Big Data, MapReduce, Hadoop, NoSQL: The Relational Technology Behind the Curtain: Page 2
Where Are the Boundaries of Big Data?
The most popular "spearhead" of Big Data, right now, appears to be Hadoop. As noted, it provides a distributed file system "veneer" to MapReduce for data-intensive applications (including Hadoop Common that divides nodes into a master coordinator and slave task executors for file-data access, and Hadoop Distributed File System [HDFS] for clustering multiple machines), and therefore allows parallel scaling of transactions against rich-text data such as some social media data. Hadoop operates by dividing a "task" into "sub-tasks" that it hands out redundantly to back-end servers, which all operate in parallel (conceptually, at least) on a common data store.
As it turns out, there are limits even to Hadoop's eventual-consistency type of parallelism. In particular, it now appears that the metadata which supports recombination of the results of "sub-tasks" must itself be "federated" across multiple nodes for both availability and scalability purposes. In fact, Pervasive Software notes that its own investigations show that using multiple-core "scale-up" nodes for the sub-tasks improves performance compared to proliferating yet more distributed single-processor scale-out servers. In other words, the most scalable system, even in Big Data territory, is one that combines strict and eventual consistency, parallelism and concurrency, distributed and scale-up single-system architectures, and NoSQL and relational technologies.
Solutions like Hadoop are effectively out there "in the cloud" and therefore outside the usual walls of enterprise data centers. Thus, there are fixed and probably permanent physical and organizational boundaries between IT's data stores and those serviced by Hadoop. Moreover, it should be apparent from the above that existing business intelligence and analytics systems will not suddenly convert to Hadoop files and access mechanisms, nor will "mini-Hadoops" suddenly spring up inside the corporate firewall and create havoc with enterprise data governance.
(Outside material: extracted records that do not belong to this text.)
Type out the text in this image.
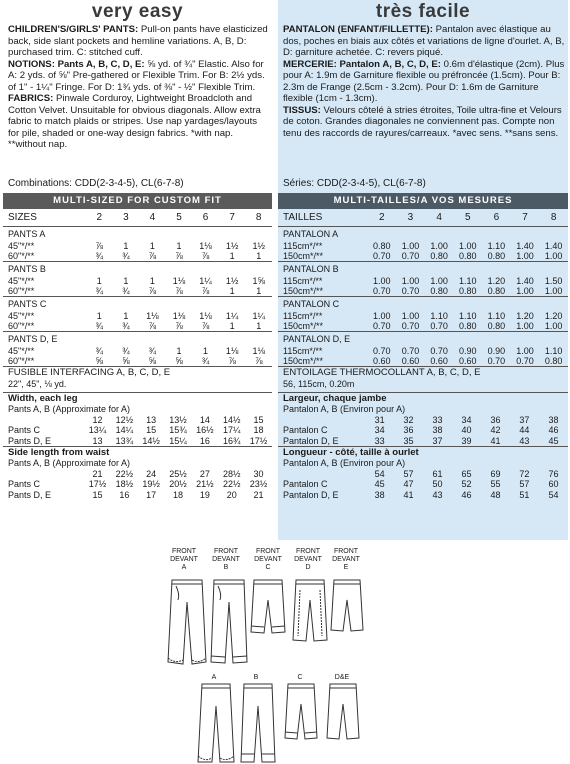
very easy
CHILDREN'S/GIRLS' PANTS: Pull-on pants have elasticized back, side slant pockets and hemline variations. A, B, D: purchased trim. C: stitched cuff.
NOTIONS: Pants A, B, C, D, E: ⅝ yd. of ¾" Elastic. Also for A: 2 yds. of ⅝" Pre-gathered or Flexible Trim. For B: 2½ yds. of 1" - 1¼" Fringe. For D: 1¾ yds. of ⅜" - ½" Flexible Trim.
FABRICS: Pinwale Corduroy, Lightweight Broadcloth and Cotton Velvet. Unsuitable for obvious diagonals. Allow extra fabric to match plaids or stripes. Use nap yardages/layouts for pile, shaded or one-way design fabrics. *with nap. **without nap.
Combinations: CDD(2-3-4-5), CL(6-7-8)
MULTI-SIZED FOR CUSTOM FIT
SIZES	2	3	4	5	6	7	8
PANTS A							
45"*/**	⅞	1	1	1	1⅛	1½	1½
60"*/**	¾	¾	⅞	⅞	⅞	1	1
PANTS B							
45"*/**	1	1	1	1⅛	1¼	1½	1⅝
60"*/**	¾	¾	⅞	⅞	⅞	1	1
PANTS C							
45"*/**	1	1	1⅛	1⅛	1⅛	1¼	1¼
60"*/**	¾	¾	⅞	⅞	⅞	1	1
PANTS D, E							
45"*/**	¾	¾	¾	1	1	1⅛	1⅛
60"*/**	⅝	⅝	⅝	⅝	¾	⅞	⅞
FUSIBLE INTERFACING A, B, C, D, E
22", 45", ⅛ yd.
Width, each leg
Pants A, B (Approximate for A)
	12	12½	13	13½	14	14½	15
Pants C	13¼	14¼	15	15¾	16½	17¼	18
Pants D, E	13	13¾	14½	15¼	16	16¾	17½
Side length from waist
Pants A, B (Approximate for A)
	21	22½	24	25½	27	28½	30
Pants C	17½	18½	19½	20½	21½	22½	23½
Pants D, E	15	16	17	18	19	20	21
très facile
PANTALON (ENFANT/FILLETTE): Pantalon avec élastique au dos, poches en biais aux côtés et variations de ligne d'ourlet. A, B, D: garniture achetée. C: revers piqué.
MERCERIE: Pantalon A, B, C, D, E: 0.6m d'élastique (2cm). Plus pour A: 1.9m de Garniture flexible ou préfroncée (1.5cm). Pour B: 2.3m de Frange (2.5cm - 3.2cm). Pour D: 1.6m de Garniture flexible (1cm - 1.3cm).
TISSUS: Velours côtelé à stries étroites, Toile ultra-fine et Velours de coton. Grandes diagonales ne conviennent pas. Compte non tenu des raccords de rayures/carreaux. *avec sens. **sans sens.
Séries: CDD(2-3-4-5), CL(6-7-8)
MULTI-TAILLES/A VOS MESURES
TAILLES	2	3	4	5	6	7	8
PANTALON A							
115cm*/**	0.80	1.00	1.00	1.00	1.10	1.40	1.40
150cm*/**	0.70	0.70	0.80	0.80	0.80	1.00	1.00
PANTALON B							
115cm*/**	1.00	1.00	1.00	1.10	1.20	1.40	1.50
150cm*/**	0.70	0.70	0.80	0.80	0.80	1.00	1.00
PANTALON C							
115cm*/**	1.00	1.00	1.10	1.10	1.10	1.20	1.20
150cm*/**	0.70	0.70	0.70	0.80	0.80	1.00	1.00
PANTALON D, E							
115cm*/**	0.70	0.70	0.70	0.90	0.90	1.00	1.10
150cm*/**	0.60	0.60	0.60	0.60	0.70	0.70	0.80
ENTOILAGE THERMOCOLLANT A, B, C, D, E
56, 115cm, 0.20m
Largeur, chaque jambe
Pantalon A, B (Environ pour A)
	31	32	33	34	36	37	38
Pantalon C	34	36	38	40	42	44	46
Pantalon D, E	33	35	37	39	41	43	45
Longueur - côté, taille à ourlet
Pantalon A, B (Environ pour A)
	54	57	61	65	69	72	76
Pantalon C	45	47	50	52	55	57	60
Pantalon D, E	38	41	43	46	48	51	54
FRONT
DEVANT
A
FRONT
DEVANT
B
FRONT
DEVANT
C
FRONT
DEVANT
D
FRONT
DEVANT
E
A	B	C	D&E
The use cases are simply too different.
The remaining boundaries – the ones that should matter to IT buyers – are those between existing relational business intelligence and analytics databases and data stores and Hadoop's file system and files. And here is where "eventual consistency" really matters. The enterprise cannot treat this data as just another business intelligence data source. It differs fundamentally in that the enterprise can be far less sure that the data is current – or even available at all times. So scheduled reporting or business-critical computing based on this data is much more difficult to pull off.
On the other hand, this is data that would otherwise be unavailable for BI or analytics processes – and because of the low-cost approach to building the solution, should be exceptionally low-cost to access. However, pointing the raw data at existing business intelligence tools would be like pointing a fire hose at your mouth, with similarly painful results. Instead, the savvy IT organization will have plans in place to filter the data before it begins to access it.
The Long-Run Bottom Line
The impression given by some marketers is that Hadoop and its ilk are required for Big Data, where Big Data is more broadly defined as most Web-based semi-structured and unstructured data. If that is your impression, I believe it to be untrue. Instead, handling Big Data is likely to require a careful mix of relational and non-relational, data-center and extra-enterprise business intelligence, with relational in-enterprise BI taking the lead role. And as the limits to parallel scalability of Hadoop and the like become more and more evident, the use of SQL-like interfaces and relational databases within Big Data use cases will become more frequent, not less.
Therefore, I believe that Hadoop and its brand of Big Data will always remain a useful but not business-critical adjunct to an overall business intelligence and information management strategy. Instead, users should anticipate that it will take its place alongside relational access to other types of Big Data, and that the key to IT success in Big Data BI will be in intermixing the two in the proper proportions, and with the proper security mechanisms. Hadoop, MapReduce, NoSQL, and Big Data, they're all useful – but only if you pay attention to the relational technology behind the curtain.